Personal information
- Full name: Lara Puglia Teixeira Cianciarulo
- Nationality: Brazil
- Born: 26 November 1987 (age 38) Rio de Janeiro, Brazil
- Height: 1.67 m (5 ft 6 in)
- Weight: 57 kg (126 lb)

Sport
- Sport: Swimming
- Strokes: Synchronized swimming
- Club: Tijuca Tennis Club

Medal record
Synchronized swimming
Representing Brazil
South American Games
| Gold medal – first place | 2010 Medellin | Duet free |
| Gold medal – first place | 2010 Medellin | Team free |
Pan American Games
| Bronze medal – third place | 2007 Rio de Janeiro | Women's duet |
| Bronze medal – third place | 2007 Rio de Janeiro | Women's team |
| Bronze medal – third place | 2011 Guadalajara | Women's duet |
| Bronze medal – third place | 2011 Guadalajara | Women's team |

= Lara Teixeira =

Brazilian synchronized swimmer

Lara Puglia•Teixeira Cianciarulo (born 26 November 1987) is a Brazilian synchronized swimmer. She competed in the women's duet at the 2008 and 2012 Summer Olympics and was part of the Brazilian team at the 2016 Summer Olympics. Her partner in 2008 and 2012 was Nayara Figueria. The team of Teixeira and Figueria were known for their innovative choreography and irreverent costumes. In total, Teixeira competed at 3 Olympic Games, 5 World Championships and 3 Pan American Games.

== Career ==
Teixeira took up synchronised swimming at the age of 8, and began to compete for Brazil two years later. She was inspired by Camille Mourão, another Brazilian synchronised swimmer. Her other role model is Gemma Mengual.

In 2007, she won a bronze at the Pan American Games, held in Rio. She also first teamed up with Figueria in this year, so their team only had a year's worth of experience when they competed at the 2008 Summer Olympics. The Brazilian duet pair did not reach the final, finishing in 13th place.

At the 2009 World Aquatic Championships, the pair made the final, finishing in 11th.

At the 2012 Olympics, the team of Teixeria and Figueria missed the final by only 0.3 points. Their technical routine costumes were in the style of Romero Brito and their music was by Arnaldo Antunes. That year, Teixeria created an academy to help develop the sport of synchronised swimming in Brazil.
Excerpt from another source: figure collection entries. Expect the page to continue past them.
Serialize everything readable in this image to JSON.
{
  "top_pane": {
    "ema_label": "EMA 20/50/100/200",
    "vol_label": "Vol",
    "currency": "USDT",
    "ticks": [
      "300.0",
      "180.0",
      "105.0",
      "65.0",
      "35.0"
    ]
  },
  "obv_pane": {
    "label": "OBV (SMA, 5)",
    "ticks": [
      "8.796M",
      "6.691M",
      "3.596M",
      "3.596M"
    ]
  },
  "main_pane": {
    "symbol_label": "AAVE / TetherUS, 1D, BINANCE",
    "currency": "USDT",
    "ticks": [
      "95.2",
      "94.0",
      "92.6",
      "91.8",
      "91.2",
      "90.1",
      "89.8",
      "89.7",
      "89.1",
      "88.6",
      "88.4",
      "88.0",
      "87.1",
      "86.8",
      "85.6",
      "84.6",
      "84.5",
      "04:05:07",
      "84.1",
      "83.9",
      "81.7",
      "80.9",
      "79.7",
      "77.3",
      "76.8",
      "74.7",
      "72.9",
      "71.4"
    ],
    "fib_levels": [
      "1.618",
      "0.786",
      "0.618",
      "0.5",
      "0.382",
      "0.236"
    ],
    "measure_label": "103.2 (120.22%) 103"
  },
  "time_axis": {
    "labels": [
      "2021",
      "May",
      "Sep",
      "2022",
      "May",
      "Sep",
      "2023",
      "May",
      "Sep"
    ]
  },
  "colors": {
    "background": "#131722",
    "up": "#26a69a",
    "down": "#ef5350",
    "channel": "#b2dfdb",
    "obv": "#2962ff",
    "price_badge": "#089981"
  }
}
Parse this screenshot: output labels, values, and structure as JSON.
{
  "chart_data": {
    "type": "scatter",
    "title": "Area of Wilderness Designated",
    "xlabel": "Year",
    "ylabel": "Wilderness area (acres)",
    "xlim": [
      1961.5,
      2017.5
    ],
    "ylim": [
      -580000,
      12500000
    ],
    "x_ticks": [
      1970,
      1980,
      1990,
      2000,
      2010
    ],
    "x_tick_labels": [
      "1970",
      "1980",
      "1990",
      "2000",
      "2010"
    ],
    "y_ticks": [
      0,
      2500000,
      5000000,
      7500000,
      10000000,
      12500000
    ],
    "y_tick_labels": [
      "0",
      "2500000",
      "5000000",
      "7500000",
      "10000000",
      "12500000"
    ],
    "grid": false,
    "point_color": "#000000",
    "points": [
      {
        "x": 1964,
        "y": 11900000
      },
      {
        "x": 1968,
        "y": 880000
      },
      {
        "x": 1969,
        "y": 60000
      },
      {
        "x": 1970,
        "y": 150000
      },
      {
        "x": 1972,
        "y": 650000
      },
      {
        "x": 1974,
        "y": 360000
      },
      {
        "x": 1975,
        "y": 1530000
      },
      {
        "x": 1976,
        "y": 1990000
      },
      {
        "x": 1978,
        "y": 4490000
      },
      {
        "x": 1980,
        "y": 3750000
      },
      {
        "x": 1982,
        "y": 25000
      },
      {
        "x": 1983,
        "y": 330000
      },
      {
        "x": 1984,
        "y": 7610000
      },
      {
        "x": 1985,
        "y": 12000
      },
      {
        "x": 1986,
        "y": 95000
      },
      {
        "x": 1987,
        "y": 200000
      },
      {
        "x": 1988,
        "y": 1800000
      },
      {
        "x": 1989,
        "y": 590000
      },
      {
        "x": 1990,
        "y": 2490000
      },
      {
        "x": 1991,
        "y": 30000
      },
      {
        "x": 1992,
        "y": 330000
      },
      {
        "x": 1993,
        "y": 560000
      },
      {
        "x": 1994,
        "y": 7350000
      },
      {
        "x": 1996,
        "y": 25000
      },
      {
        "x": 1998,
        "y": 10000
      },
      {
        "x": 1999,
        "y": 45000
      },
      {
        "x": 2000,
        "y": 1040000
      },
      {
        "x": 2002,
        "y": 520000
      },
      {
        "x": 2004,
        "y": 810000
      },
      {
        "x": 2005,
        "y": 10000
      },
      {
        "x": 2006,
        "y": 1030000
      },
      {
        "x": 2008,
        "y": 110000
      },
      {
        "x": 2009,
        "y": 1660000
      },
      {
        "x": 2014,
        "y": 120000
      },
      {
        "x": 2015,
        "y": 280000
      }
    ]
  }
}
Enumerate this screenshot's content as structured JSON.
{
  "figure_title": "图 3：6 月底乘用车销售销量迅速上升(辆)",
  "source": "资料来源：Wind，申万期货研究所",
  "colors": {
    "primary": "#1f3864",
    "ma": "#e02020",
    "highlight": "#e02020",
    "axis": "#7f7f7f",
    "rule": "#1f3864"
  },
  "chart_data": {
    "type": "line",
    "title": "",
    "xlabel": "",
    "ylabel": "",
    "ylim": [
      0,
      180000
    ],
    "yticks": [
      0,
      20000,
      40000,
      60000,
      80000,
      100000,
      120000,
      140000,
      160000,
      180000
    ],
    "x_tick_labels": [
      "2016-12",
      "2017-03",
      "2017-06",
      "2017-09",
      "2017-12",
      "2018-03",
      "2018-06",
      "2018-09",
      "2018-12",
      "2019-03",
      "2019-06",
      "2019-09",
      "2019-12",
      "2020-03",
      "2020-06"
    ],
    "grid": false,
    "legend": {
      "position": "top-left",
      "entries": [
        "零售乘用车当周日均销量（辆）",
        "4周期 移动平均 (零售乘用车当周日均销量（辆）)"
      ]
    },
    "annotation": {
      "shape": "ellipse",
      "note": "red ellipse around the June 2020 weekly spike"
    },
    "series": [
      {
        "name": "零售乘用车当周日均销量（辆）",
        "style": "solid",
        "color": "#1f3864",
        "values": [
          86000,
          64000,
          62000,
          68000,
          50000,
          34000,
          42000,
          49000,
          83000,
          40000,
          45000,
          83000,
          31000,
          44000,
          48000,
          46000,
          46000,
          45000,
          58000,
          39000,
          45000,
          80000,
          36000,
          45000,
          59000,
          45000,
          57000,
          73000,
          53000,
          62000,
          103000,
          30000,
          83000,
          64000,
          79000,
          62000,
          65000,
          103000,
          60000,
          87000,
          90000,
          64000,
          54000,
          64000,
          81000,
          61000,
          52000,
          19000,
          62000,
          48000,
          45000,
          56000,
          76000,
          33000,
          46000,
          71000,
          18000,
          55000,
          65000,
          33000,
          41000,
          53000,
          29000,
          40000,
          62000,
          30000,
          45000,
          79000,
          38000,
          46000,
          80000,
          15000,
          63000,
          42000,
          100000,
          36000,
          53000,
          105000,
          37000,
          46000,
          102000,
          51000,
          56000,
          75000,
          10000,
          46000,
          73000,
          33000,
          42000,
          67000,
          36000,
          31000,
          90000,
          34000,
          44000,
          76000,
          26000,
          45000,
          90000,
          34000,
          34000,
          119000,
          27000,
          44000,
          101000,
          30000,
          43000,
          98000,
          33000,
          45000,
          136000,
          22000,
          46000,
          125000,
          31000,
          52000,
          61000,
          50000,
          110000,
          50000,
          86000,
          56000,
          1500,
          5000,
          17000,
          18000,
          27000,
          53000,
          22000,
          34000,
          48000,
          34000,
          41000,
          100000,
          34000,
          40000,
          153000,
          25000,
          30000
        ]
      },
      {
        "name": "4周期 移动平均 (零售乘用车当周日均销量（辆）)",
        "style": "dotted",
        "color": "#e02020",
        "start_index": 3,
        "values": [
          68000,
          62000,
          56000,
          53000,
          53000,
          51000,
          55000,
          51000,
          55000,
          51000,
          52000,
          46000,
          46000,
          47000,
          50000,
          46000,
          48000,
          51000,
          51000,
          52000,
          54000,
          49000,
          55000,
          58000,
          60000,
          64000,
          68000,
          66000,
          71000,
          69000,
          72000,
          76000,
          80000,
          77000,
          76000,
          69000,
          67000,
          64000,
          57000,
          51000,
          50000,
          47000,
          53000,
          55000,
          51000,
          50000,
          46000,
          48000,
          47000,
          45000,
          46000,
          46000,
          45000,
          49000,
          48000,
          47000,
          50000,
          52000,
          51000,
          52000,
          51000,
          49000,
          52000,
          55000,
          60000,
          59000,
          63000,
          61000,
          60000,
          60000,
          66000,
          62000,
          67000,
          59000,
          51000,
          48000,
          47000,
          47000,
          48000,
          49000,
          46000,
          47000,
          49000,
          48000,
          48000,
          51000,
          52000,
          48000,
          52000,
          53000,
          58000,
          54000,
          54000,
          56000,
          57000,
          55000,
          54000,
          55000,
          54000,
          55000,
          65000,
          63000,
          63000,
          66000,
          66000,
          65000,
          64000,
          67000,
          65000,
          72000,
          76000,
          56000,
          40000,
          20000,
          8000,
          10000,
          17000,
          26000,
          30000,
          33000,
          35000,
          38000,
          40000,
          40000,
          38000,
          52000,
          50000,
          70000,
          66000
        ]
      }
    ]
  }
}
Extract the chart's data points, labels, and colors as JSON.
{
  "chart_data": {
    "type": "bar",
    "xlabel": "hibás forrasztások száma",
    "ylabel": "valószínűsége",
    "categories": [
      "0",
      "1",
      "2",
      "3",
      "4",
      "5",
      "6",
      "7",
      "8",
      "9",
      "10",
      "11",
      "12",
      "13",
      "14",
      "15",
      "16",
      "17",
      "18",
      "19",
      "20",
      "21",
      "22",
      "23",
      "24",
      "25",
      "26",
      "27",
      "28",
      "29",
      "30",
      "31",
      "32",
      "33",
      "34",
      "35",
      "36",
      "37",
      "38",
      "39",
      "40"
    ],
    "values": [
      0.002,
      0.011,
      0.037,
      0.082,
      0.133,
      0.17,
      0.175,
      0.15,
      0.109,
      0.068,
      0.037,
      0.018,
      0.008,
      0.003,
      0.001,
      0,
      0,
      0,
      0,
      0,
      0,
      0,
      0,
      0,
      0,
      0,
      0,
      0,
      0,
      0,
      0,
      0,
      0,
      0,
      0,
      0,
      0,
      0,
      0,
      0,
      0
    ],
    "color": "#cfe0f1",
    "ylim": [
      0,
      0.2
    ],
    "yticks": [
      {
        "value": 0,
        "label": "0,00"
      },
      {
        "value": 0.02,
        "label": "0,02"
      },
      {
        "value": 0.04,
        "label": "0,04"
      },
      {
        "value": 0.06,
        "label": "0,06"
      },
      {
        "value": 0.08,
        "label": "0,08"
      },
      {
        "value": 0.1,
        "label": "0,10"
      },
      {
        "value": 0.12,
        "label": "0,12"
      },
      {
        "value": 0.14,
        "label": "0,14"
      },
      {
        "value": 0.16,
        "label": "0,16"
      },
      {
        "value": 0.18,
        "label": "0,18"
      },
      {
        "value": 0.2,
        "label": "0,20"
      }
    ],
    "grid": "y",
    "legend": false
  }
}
The team also won gold at the South American Synchronised Swimming Championships.

She was appointed as an ambassador for the Youth Olympics for the 2014 Youth Olympics in Nanjing. At the time, she was not part of the Brazilian Olympic team, and she said the experience inspired her to fight harder and win a place in the team.

She has the Olympic rings tattooed on her shoulder.

She spent 3 years as the head coach of the New Zealand National Synchronised Swimming Team.

Now she is the High Performance Manager, and Assistant Junior National Team Coach for the US synchronised swimming team.